One draconian way to limit in-car cell phone use would be to get rid of automatic transmissions, making driving a two-handed job. But some people would still insist on using their phones and be even more dangerous under the circumstances.

Hands-free systems help, but they don't completely eliminate driver distraction. Studies identify two kinds of distraction: physical and cognitive. A really well-integrated hands-free system can completely eliminate physical distraction. The best we've seen at CNET Car Tech downloads your phone's address book to the car, letting you make calls by using steering wheel buttons and the car's information display.

But carrying on a phone conversation creates cognitive distraction, which interferes with driving. You can't really quantify how much a phone conversation causes cognitive distraction, because it's going to vary from person to person and from conversation to conversation. I've had conversations over hands-free car systems while driving and felt very little distraction, although my calls tend to be to the point, without a lot of idle chatter.

As my example at the beginning of this column showed, people can be very distracted while talking to a passenger in the car, even more so than when talking on a phone. I've heard an argument that talking to people in the car is less distracting, because you have visual cues from their faces, but that just doesn't make sense to me. I would prefer someone were looking straight ahead at the road while talking, rather than turning to look at someone's face.

One interface to rule them all
The holy grail that a few car makers have been working toward is a simple, single interface to control all of a car's gadgets. Audi, Mercedes-Benz, and BMW each came up with the idea of putting a joystick/knob down by the shifter, a natural place for drivers to put their hands. BMW took a lot of flak for its iDrive system, but the fault isn't in the hardware.

The first few times I used the iDrive system, I found it difficult to figure out when I should turn the knob and when I should push it like a joystick. The screens just weren't very intuitive. However, the first time I used the Mercedes-Benz Comand system, which uses a similar joystick/knob, I took to it immediately. The screens were designed so that I could easily figure out when I needed to turn or push the controller.

For a completely different direction, Honda seems interested in doing away with knobs and buttons altogether, relying on voice command instead. With its cars, you can issue voice commands to change the temperature, set the stereo volume, select a destination for the navigation system, and even get the car to tell you the time. Honda has made this system fairly intuitive, although you still need to know which commands take you to which systems.

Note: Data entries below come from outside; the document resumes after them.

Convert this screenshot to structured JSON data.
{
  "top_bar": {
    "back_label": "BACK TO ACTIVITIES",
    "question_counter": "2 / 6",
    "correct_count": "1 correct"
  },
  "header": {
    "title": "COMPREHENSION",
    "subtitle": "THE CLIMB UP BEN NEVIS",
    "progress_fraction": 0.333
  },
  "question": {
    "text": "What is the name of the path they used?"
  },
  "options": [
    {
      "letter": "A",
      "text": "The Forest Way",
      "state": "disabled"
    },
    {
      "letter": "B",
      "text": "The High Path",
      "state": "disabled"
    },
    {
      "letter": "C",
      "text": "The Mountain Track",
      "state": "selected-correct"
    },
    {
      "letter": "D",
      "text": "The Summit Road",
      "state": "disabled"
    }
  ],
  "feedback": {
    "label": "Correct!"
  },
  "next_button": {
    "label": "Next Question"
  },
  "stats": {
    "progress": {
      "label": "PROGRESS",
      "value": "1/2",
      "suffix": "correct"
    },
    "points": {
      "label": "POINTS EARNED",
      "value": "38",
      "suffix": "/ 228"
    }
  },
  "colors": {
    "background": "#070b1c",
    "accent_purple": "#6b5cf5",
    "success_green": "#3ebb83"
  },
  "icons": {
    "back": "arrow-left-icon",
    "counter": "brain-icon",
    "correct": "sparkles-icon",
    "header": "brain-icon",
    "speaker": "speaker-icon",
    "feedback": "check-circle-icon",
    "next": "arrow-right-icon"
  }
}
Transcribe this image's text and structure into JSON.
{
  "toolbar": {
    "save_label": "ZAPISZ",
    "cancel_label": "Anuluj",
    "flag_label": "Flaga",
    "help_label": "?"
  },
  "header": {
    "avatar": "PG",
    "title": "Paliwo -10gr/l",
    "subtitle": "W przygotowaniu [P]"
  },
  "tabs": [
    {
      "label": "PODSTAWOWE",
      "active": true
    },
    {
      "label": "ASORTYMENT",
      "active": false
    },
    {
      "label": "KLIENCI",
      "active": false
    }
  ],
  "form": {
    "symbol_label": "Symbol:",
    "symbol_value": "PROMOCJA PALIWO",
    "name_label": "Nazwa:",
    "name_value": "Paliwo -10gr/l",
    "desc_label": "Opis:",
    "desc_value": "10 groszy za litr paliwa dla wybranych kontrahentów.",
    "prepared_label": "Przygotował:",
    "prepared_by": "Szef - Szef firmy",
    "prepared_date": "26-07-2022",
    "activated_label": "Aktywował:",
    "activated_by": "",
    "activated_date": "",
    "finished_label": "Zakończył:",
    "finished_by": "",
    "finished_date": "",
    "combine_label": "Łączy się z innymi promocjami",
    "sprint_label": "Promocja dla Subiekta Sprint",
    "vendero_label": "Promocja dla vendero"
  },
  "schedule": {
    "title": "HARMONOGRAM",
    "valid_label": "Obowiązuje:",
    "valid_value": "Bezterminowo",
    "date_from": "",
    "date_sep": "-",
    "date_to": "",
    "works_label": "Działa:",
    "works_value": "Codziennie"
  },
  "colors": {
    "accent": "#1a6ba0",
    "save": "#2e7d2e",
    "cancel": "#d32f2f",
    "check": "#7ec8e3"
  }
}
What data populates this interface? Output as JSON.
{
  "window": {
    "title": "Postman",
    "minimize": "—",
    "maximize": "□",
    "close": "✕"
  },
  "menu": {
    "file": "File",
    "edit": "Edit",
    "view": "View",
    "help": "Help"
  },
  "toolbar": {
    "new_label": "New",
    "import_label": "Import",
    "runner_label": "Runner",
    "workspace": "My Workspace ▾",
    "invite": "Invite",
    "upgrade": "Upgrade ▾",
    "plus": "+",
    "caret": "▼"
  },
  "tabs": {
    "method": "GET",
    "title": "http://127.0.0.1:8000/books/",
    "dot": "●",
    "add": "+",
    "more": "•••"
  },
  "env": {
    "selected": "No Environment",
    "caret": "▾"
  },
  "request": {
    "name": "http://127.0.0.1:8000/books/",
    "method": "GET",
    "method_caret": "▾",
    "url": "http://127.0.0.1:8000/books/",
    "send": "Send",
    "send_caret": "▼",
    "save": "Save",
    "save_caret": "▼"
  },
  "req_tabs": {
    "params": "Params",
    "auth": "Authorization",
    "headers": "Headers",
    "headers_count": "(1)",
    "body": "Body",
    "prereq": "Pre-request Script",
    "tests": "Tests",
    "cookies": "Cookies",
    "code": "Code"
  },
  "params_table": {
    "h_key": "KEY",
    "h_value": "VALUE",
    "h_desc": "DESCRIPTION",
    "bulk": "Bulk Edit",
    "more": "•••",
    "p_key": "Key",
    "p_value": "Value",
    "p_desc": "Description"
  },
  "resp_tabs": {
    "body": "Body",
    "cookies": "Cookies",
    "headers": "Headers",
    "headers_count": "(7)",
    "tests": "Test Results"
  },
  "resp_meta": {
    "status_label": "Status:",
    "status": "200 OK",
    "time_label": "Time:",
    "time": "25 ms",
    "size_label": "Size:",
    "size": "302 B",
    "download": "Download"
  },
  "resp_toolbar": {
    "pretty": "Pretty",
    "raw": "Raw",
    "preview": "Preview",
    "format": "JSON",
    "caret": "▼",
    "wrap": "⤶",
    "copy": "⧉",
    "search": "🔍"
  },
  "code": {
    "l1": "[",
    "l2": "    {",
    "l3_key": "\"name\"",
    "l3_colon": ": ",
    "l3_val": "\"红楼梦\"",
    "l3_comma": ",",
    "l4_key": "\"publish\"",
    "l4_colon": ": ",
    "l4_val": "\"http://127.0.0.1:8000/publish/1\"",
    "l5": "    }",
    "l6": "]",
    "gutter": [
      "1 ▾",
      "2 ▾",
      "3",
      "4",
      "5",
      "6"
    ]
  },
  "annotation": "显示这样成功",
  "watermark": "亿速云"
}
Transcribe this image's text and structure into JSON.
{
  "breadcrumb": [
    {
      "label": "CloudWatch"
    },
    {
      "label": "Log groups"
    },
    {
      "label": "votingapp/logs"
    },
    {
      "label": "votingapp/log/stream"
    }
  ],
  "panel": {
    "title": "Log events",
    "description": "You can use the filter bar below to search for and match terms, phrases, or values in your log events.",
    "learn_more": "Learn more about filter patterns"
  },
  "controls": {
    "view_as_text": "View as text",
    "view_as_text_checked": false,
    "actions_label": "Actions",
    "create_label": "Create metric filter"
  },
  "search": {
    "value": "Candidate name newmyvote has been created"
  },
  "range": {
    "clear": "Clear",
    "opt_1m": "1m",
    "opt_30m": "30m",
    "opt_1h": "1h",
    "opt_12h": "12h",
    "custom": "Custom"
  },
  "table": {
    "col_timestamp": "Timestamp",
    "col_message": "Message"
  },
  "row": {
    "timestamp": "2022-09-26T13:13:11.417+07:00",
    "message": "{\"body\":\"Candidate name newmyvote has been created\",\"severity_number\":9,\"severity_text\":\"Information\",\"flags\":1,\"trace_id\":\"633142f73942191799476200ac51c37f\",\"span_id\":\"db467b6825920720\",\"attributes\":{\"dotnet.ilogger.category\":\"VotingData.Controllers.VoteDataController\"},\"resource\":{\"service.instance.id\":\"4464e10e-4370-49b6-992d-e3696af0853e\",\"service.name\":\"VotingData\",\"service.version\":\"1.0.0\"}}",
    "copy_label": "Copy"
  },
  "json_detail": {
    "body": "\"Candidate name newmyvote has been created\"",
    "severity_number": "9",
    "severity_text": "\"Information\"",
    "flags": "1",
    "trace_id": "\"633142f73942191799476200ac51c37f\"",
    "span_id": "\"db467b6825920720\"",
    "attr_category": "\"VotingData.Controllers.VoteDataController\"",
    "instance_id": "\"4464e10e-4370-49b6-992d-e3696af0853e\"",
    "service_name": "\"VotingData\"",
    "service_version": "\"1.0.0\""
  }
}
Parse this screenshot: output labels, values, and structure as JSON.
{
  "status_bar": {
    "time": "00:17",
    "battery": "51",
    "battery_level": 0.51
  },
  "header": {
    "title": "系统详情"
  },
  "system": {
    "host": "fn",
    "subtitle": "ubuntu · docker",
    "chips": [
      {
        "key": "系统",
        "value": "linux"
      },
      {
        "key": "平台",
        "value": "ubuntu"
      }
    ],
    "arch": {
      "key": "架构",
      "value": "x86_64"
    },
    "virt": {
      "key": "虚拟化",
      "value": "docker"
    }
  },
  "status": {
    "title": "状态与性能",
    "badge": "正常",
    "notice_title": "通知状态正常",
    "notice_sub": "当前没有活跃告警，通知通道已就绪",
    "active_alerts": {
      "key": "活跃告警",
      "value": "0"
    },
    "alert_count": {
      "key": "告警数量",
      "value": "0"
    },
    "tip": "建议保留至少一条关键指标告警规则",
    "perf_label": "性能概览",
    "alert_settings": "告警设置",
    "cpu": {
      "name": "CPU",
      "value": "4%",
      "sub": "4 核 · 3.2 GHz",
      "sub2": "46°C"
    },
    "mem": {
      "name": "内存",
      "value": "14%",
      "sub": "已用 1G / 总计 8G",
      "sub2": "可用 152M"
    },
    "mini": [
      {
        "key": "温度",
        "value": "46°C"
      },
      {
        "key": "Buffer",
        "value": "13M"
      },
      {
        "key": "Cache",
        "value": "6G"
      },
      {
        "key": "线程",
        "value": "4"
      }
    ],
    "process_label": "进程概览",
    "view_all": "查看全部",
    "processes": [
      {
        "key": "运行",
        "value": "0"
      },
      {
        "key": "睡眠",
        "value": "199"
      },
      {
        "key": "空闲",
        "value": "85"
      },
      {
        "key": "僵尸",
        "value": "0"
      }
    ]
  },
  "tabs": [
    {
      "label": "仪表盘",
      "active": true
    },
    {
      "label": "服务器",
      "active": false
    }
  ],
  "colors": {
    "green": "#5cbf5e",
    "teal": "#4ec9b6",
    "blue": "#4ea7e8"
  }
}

A lot of research is being done in voice command, and I think it's going to become the interface of choice for our car gadgets. New voice systems on the horizon can handle different words to enact the same function, and will also be able to understand the context of a command. One example: You can ask the car "What's the temperature in San Jose?" and then follow up with "How about Phoenix?" Because you just asked about the temperature in one city, it will assume your question about Phoenix is in the same context. If your follow-up question was "How do I get to Phoenix?" the car would understand that you are asking a question in a different context, and adjust to navigation.

Solving distraction
It's not hard to find people who are opposed to any phone use in a car, and I've talked to plenty of people who are suspicious about navigation devices. But if you're going to take the antigadget route, then the stereo should go as well. There are also plenty of external-distraction problems. Just try driving through heavy traffic in a city. You have pedestrians and bicyclists that can come out unexpectedly. You have a plethora of traffic signs and signals at each intersection. Cars cross lanes to get a parking spot and trucks double-park to unload cargo.

As more of America becomes urbanized, drivers will have to cope with increasing external distraction. I think the automakers are going in the right direction by trying to simplify car interfaces, integrate cell phones with cars, and install navigation systems.